Fonte: Que o Silêncio dos Justos não Mate Inocentes: O imperialismo é o estádio supremo do modo de produção capitalista (MPC)

Capitalismo na sua fase imperialista máxima

O imperialismo capitalista moderno caracteriza-se por alguns princípios económicos. O imperialismo moderno é, antes de mais, a monopolização da posse dos meios de produção, intercâmbio e comunicação. Monopolização não significa a redução da concorrência, mas pelo contrário a sua exacerbação.
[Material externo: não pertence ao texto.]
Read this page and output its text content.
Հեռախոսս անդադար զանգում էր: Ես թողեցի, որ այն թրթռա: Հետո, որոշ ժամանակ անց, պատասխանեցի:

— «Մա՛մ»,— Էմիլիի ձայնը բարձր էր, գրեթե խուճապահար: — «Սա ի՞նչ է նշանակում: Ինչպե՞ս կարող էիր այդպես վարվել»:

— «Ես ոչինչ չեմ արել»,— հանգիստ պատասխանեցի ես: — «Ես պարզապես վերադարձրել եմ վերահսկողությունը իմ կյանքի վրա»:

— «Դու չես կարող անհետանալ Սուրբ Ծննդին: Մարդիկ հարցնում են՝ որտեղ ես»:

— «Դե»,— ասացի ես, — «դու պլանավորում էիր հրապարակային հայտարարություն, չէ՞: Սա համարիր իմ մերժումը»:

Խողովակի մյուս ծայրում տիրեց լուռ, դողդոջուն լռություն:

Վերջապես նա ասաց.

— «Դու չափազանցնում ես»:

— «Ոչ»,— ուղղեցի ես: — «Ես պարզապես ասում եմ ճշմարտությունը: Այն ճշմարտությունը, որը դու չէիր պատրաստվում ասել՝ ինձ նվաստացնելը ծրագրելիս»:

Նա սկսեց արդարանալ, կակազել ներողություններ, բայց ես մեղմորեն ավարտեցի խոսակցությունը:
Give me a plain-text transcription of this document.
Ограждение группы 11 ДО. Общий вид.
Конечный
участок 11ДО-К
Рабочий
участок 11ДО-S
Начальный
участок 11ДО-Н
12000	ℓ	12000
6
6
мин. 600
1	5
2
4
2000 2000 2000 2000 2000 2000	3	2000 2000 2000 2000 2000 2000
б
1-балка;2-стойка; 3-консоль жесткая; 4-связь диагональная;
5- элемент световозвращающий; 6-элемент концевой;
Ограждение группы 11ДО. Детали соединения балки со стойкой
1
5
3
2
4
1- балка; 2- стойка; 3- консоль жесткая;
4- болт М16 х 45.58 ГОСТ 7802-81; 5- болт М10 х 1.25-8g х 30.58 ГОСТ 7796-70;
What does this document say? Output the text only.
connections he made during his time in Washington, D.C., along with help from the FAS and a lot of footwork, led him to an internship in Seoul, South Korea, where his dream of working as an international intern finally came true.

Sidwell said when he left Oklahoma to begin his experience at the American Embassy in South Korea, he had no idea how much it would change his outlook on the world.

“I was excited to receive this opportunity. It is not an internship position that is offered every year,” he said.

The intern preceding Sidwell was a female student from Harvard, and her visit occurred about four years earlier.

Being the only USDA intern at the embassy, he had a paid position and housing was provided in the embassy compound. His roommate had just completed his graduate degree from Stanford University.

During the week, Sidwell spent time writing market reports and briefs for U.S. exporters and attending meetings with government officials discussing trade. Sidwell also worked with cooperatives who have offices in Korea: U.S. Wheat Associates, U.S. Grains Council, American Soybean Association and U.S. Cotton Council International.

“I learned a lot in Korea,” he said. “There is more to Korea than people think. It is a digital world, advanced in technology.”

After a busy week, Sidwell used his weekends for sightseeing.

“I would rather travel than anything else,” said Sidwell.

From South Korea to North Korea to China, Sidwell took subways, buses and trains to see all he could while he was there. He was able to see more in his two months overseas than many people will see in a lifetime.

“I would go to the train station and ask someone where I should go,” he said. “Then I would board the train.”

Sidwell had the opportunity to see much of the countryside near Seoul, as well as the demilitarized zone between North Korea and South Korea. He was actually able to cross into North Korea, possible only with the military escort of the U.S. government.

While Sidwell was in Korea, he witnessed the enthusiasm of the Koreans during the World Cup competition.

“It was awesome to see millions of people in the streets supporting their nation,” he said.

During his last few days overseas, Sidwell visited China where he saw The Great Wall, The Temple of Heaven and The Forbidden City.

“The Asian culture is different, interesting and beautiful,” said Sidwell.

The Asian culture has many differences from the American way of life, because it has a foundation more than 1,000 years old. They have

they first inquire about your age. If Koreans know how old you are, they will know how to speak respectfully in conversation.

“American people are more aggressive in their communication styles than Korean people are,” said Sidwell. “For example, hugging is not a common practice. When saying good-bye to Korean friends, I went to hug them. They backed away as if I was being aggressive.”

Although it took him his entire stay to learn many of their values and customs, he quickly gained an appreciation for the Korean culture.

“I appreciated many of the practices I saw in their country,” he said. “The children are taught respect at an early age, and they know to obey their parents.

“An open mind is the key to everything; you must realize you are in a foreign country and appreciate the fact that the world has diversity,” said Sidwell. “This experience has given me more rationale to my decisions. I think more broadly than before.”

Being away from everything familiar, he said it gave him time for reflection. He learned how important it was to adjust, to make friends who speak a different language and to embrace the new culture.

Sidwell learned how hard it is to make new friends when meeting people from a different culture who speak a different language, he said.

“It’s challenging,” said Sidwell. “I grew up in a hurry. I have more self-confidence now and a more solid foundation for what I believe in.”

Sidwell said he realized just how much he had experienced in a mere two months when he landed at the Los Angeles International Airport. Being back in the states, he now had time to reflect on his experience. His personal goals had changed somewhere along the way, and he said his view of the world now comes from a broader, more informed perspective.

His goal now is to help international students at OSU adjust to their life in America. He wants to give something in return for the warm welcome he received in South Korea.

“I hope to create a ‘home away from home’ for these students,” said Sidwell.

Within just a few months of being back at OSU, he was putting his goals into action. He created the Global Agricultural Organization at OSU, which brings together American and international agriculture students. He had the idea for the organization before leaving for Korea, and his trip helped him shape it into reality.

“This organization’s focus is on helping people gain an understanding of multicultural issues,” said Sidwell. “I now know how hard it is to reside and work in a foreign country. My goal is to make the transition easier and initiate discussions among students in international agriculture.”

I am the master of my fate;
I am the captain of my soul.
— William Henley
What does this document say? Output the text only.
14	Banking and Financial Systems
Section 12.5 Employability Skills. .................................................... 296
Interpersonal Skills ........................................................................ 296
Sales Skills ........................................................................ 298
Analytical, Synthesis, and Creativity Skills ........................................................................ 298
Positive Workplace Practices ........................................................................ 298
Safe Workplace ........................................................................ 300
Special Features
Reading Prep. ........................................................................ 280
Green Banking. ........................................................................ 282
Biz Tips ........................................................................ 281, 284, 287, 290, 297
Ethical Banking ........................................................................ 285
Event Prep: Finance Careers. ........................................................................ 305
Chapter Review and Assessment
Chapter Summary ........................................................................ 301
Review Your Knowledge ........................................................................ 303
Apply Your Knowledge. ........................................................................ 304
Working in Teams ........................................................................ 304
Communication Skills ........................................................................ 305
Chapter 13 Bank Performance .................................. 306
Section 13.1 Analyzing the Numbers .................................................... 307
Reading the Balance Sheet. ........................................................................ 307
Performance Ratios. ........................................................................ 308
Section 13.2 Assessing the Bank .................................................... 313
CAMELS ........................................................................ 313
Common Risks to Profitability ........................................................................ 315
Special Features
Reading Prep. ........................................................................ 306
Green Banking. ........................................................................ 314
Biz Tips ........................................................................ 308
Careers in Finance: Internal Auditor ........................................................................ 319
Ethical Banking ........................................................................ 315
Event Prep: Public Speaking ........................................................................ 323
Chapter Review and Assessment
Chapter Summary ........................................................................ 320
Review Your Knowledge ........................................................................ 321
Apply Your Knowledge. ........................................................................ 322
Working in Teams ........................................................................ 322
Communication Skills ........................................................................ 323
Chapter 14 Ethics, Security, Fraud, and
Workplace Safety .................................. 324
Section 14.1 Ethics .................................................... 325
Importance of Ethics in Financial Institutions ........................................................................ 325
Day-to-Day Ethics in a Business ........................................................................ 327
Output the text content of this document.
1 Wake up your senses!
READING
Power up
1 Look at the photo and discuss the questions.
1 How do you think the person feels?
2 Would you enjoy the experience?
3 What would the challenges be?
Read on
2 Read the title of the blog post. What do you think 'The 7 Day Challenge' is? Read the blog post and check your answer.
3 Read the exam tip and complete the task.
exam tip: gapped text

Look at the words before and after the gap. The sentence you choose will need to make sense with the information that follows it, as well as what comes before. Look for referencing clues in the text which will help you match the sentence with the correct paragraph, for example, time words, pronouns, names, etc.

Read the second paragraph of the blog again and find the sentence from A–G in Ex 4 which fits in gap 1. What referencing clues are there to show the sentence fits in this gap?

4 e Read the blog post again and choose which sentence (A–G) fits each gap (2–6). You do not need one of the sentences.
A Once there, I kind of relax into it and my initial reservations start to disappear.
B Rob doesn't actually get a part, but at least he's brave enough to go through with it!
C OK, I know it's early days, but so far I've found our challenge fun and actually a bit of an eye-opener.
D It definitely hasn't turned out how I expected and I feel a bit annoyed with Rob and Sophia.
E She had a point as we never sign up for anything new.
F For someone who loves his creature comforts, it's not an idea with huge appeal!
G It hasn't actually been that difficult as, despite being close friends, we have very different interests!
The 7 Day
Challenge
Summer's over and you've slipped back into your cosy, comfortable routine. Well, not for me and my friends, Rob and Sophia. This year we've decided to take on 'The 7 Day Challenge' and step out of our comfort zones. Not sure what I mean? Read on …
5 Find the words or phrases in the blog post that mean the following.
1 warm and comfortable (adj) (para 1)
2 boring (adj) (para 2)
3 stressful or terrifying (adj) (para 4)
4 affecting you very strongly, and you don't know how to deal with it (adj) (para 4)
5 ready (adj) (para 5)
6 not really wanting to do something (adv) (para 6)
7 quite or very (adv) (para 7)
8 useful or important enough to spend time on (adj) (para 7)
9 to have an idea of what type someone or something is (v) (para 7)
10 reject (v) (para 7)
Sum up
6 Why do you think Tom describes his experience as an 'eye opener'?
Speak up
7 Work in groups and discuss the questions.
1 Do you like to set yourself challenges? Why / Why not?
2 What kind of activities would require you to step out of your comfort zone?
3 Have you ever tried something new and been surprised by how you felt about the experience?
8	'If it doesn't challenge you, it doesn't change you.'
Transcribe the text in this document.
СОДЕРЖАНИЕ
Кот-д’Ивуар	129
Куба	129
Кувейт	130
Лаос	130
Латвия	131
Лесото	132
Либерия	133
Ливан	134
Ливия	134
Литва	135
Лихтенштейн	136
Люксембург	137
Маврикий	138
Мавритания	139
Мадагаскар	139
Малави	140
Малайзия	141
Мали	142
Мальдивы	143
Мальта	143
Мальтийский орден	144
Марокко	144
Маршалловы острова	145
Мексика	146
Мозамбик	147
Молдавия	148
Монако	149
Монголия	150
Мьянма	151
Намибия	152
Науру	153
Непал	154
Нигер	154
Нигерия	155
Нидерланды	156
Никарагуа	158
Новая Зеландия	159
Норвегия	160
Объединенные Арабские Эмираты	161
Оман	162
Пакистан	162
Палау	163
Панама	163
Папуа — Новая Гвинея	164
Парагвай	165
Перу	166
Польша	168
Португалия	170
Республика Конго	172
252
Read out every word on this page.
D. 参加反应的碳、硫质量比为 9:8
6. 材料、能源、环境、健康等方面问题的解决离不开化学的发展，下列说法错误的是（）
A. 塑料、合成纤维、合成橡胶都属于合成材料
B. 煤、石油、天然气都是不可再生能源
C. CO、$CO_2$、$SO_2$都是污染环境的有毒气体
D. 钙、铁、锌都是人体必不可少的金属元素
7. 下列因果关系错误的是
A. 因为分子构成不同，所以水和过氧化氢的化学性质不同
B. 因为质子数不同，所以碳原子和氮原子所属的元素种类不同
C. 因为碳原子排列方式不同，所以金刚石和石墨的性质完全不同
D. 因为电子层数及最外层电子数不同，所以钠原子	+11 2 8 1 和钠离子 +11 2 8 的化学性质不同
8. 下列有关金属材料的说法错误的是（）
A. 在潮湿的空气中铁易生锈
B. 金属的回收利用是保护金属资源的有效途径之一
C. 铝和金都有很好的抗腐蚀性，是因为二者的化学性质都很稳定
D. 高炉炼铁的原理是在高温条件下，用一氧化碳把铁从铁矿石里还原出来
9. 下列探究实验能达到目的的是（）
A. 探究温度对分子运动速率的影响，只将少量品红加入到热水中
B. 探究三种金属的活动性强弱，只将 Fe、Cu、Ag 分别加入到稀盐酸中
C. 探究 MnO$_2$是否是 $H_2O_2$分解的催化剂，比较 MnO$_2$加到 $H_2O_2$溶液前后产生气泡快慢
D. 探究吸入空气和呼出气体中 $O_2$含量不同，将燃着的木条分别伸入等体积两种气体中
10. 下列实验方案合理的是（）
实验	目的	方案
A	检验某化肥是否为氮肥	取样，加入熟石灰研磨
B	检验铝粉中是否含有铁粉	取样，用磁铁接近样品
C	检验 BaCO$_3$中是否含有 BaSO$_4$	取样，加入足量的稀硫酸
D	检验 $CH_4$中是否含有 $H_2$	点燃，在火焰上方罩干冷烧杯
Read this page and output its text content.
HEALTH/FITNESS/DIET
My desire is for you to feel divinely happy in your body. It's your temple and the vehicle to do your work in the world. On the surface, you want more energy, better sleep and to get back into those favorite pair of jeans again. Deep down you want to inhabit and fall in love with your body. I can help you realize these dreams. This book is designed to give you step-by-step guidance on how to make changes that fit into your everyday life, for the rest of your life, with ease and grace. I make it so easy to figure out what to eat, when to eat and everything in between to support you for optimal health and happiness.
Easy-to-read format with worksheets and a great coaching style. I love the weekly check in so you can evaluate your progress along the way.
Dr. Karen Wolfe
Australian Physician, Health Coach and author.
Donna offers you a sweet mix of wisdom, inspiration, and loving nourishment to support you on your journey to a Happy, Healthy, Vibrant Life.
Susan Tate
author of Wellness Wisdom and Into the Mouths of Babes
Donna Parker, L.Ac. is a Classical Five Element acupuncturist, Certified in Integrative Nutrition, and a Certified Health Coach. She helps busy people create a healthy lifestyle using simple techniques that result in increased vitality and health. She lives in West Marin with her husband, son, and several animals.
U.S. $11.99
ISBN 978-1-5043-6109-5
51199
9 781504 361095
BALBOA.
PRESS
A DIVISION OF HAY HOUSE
Sob o imperialismo capitalista moderno, a guerra comercial continua a decorrer entre enormes fundos multi-nacionais, holdings e cartéis integrados através da bolsa de valores (o mercado financeiro) e dos mercados.

O imperialismo capitalista moderno é também a concentração de riqueza – de património social – de recursos e de "Capital" nas mãos de alguns milhares de capitalistas financeiros mundiais multibilionários e sem Estado.

É também a integração de todos os sectores industriais, comerciais e financeiros da cadeia de produção numa única economia política mundializada, integrada e interdependente. Esta integração torna muito difícil para potências imperiais concorrentes boicotar ou impor sanções económicas contra uma potência, como a Rússia, o Irão ou a China.

O imperialismo moderno é também a globalização/mundialização dos meios de produção (das forças produtivas humanas em particular) que o Capital move de um continente para outro como escravos assalariados ou refugiados económicos. O imperialismo capitalista gera a mundialização da economia e das relações sociais de produção. Esta característica conduz à desintegração cultural, ao caos social e à transferência de tecnologias de um mercado para outro, bem como à relocalização das unidades de produção em busca dos salários mais baixos e das piores condições de exploração do proletariado. (Fonte: Que o Silêncio dos Justos não Mate Inocentes: DA INSURREIÇÃO POPULAR À REVOLUÇÃO PROLETÁRIA).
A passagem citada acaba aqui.